C’est à cette question que répond l’ouvrage Blockbuster. Philosophie et cinéma (Les Prairies ordinaires, collection essais, 2013) sous la direction de la philosophe Laura Odello.

En nous rappelant l’origine du mot (une bombe utilisée pendant la seconde guerre mondiale) Laura Odello et plusieurs contributeurs nous aident à comprendre pourquoi la débauche de moyens pyrotechniques ponctuant bon nombre de séquences dans ces films, aident à penser. Car derrière un nombre incalculable de scènes à couper le souffle, plusieurs idées entrent en jeu, parfois en conflit. Et au cœur même de la machinerie hollywoodienne, c’est de la matière à penser et à ordonner qui revitalise le mode d’appréciation des films, auprès de tous les publics.

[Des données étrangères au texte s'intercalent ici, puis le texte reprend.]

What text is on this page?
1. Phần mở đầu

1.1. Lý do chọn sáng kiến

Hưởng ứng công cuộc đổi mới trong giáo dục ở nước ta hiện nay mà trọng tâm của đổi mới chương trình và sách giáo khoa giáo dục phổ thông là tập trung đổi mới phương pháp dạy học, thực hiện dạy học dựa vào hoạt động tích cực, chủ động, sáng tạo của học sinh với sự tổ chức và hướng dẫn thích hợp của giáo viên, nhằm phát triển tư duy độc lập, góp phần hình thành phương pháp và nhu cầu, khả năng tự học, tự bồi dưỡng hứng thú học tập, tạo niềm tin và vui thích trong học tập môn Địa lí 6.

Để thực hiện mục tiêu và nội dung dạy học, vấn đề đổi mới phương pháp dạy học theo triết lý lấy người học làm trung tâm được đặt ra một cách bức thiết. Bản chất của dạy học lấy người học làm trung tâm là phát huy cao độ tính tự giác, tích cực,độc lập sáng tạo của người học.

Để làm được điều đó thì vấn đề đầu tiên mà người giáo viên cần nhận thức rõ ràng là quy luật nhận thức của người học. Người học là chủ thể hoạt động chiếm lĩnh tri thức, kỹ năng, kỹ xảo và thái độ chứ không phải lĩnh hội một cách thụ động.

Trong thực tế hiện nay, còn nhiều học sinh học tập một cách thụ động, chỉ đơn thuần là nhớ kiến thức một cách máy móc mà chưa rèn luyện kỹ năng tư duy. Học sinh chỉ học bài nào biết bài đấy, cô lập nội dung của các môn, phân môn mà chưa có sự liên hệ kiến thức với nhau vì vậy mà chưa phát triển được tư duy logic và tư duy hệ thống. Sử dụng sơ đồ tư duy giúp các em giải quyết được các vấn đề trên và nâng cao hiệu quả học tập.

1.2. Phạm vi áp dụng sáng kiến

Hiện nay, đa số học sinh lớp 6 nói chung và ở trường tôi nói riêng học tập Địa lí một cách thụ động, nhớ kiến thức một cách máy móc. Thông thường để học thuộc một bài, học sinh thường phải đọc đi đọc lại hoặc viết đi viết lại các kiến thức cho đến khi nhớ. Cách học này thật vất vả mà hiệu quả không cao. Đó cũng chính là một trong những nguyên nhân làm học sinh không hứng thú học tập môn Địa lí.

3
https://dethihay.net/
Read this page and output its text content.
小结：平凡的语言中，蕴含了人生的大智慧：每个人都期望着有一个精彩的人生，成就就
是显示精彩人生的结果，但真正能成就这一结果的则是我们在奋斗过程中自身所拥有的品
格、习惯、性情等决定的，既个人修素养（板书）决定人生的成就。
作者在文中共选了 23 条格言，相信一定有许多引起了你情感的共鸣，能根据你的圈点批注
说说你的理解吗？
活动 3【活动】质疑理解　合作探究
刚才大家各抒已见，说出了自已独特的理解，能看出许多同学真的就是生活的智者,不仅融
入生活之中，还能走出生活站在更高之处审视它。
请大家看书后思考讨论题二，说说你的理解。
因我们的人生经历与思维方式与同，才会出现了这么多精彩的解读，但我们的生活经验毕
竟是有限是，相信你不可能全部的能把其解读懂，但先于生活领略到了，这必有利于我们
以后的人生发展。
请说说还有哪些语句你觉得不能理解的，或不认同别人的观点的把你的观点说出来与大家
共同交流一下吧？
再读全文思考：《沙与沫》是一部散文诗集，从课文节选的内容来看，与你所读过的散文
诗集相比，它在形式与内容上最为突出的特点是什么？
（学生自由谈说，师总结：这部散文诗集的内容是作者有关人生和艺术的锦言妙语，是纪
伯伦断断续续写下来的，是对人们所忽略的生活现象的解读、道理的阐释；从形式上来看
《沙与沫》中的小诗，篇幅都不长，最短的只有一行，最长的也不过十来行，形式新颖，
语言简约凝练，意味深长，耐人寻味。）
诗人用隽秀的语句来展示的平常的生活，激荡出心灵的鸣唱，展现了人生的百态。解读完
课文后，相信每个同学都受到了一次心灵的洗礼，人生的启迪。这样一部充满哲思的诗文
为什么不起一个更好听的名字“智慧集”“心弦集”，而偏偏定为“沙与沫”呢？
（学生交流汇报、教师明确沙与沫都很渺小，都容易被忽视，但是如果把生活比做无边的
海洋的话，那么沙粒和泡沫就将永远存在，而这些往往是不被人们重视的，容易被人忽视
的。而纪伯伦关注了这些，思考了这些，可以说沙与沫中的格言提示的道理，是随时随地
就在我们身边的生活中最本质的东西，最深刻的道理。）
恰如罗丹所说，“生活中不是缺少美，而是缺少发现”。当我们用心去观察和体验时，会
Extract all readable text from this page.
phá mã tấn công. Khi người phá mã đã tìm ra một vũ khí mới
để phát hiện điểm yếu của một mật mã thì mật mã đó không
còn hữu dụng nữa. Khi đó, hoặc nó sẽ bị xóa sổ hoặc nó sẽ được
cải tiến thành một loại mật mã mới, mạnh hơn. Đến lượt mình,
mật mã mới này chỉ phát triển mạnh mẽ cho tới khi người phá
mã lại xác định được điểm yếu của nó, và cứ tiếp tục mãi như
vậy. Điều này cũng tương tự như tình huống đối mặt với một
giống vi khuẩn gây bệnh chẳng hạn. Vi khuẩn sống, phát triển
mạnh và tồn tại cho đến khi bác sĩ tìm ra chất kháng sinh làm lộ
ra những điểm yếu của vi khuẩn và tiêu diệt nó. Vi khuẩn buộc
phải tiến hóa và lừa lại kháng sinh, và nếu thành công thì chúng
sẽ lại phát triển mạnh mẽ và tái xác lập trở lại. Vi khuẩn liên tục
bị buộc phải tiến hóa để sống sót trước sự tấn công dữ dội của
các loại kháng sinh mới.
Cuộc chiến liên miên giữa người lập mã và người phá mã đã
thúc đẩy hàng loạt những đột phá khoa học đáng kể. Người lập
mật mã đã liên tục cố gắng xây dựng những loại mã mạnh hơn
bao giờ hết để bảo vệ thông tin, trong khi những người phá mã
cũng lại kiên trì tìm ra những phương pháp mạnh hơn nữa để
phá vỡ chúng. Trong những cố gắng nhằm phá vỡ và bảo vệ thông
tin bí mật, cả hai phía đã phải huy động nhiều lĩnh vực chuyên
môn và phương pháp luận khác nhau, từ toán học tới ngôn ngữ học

Ainsi le phénomène Matrix (une trilogie de films de S.-F., réalisée par Lana et Andy Wachowski) suscita l’enthousiasme de plusieurs philosophes et s’accompagna d’une pléthore d’ouvrages théoriques tentant de décortiquer ce corpus de films à l’aide des outils analytiques du moment. De même la trilogie Dark Knight de Christopher Nolan suscita une flopée de commentaires sur la pertinence (ou non) de faire de tels films face à la violence du monde réel. Où s’arrête la réalité, où commence la fiction, et avec elle ses multiples avatars virtuels ?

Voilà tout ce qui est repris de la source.